O valor e a comparticipação, adianta o deputado, “dependerão sempre do Governo e da publicação de uma portaria”. Tal como acontece com os medicamentos para uso humano.

Sem definição de doenças

Quanto aos doentes que poderão se beneficiar desta solução, o deputado diz que o projeto será aberto: “A evidência científica mostra uma transversalidade muito grande dos benefícios terapêuticos. Quando falamos de cannabis, não falamos só de THC, falamos também de outros canabinoides como o CBD, que não tem efeitos psicoativos. É modelando estes canabinoides que se torna mais eficaz para uma ou outra patologia.
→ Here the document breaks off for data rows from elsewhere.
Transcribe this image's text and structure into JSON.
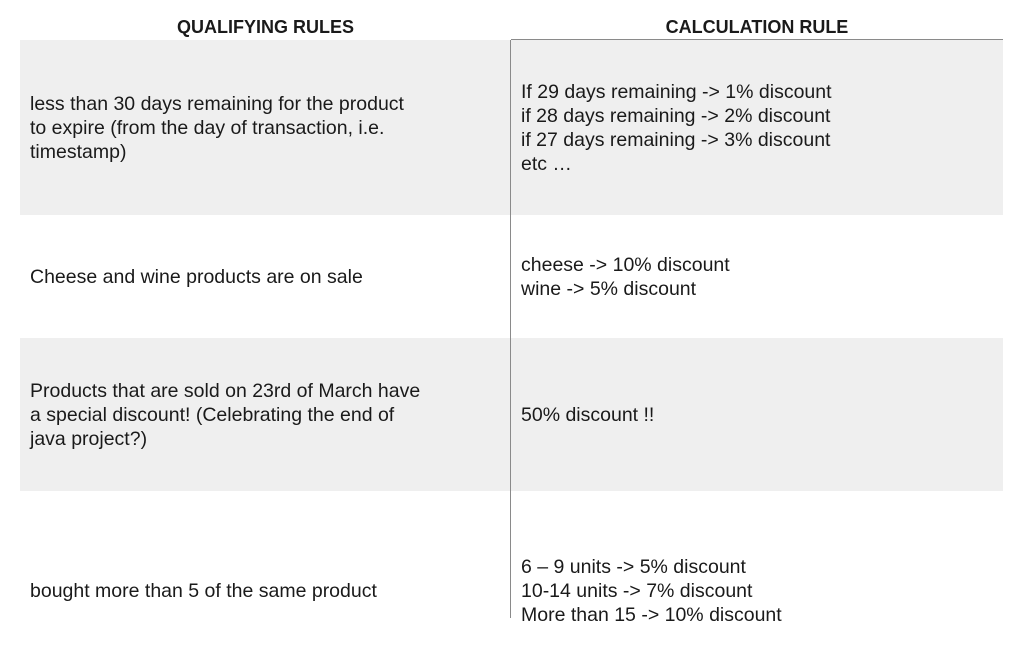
{
  "headers": {
    "qualifying": "QUALIFYING RULES",
    "calculation": "CALCULATION RULE"
  },
  "rows": [
    {
      "qualifying": "less than 30 days remaining for the product\nto expire (from the day of transaction, i.e.\ntimestamp)",
      "calculation": "If 29 days remaining -> 1% discount\nif 28 days remaining -> 2% discount\nif 27 days remaining -> 3% discount\netc …"
    },
    {
      "qualifying": "Cheese and wine products are on sale",
      "calculation": "cheese -> 10% discount\nwine -> 5% discount"
    },
    {
      "qualifying": "Products that are sold on 23rd of March have\na special discount! (Celebrating the end of\njava project?)",
      "calculation": "50% discount !!"
    },
    {
      "qualifying": "bought more than 5 of the same product",
      "calculation": "6 – 9 units -> 5% discount\n10-14 units -> 7% discount\nMore than 15 -> 10% discount"
    }
  ]
}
A nossa proposta é que qualquer médico com capacidade de prescrição, possa prescrever ao seu doente sempre que achar que é o tratamento mais eficaz”.

E reforça: “Olhamos para exemplos de outros países e vimos que a tendência é ir abrindo e deixar isso à discrição do médico. Por exemplo, na Alemanha pode ser prescrita para situações severas e pode haver aqui uma multiplicidade de quadros e acho bem que assim seja.”

Auto-cultivo

O projeto também contemplará a possibilidade da pessoa a quem foi prescrita a cannabis poder pedir uma autorização para cultivo, à semelhança do que acontece em outros países. “As quantidades têm de estar limitadas. Creio que podemos assumir algo parecido com a legislação canadense, que tem uma fórmula de cálculo para determinar a quantidade de plantio com base no número de gramas por dia prescritas pelo médico. A ideia é que o cultivo seja sempre e só para consumo próprio e para fins medicinais e por isso tem de ser o correspondente à quantidade prescrita pelo médico”, reforça.

A proposta prevê que a prescrição da cannabis seja feita através de receita médica especial e só na posse desta é que o doente poderá preencher um formulário próprio para pedir autorização para o auto-cultivo. “Este formulário deve ser feito pelo Governo, na regulamentação da lei. O doente é autorizado ou não a fazer o cultivo.” À semelhança do que existe noutros países, nomeadamente o Canadá, a pessoa aceita também ficar numa lista para que o Governo saiba quem está autorizado a fazer o auto cultivo.”

Separar projetos

Esta não é a primeira vez que o BE apresenta propostas para a legalização do uso da maconha, embora nas vezes anteriores com um especial enfoque no consumo recreativo. Moisés Ferreira explica que o partido “não abandonou” a ideia, mas quis separar o uso para fins medicinais tendo em conta a disponibilidade demonstrada por responsáveis do Serviço de Intervenção nos Comportamentos Aditivos e nas Dependências (SICAD), Ordem dos Médicos e de outros partidos para fazer esta discussão. Desde que fosse feita em separado. Também o PCP (Partido Comunista Português), que já apresentou uma proposta que viu chumbada em 2015, admitiu no início deste ano repetir a iniciativa.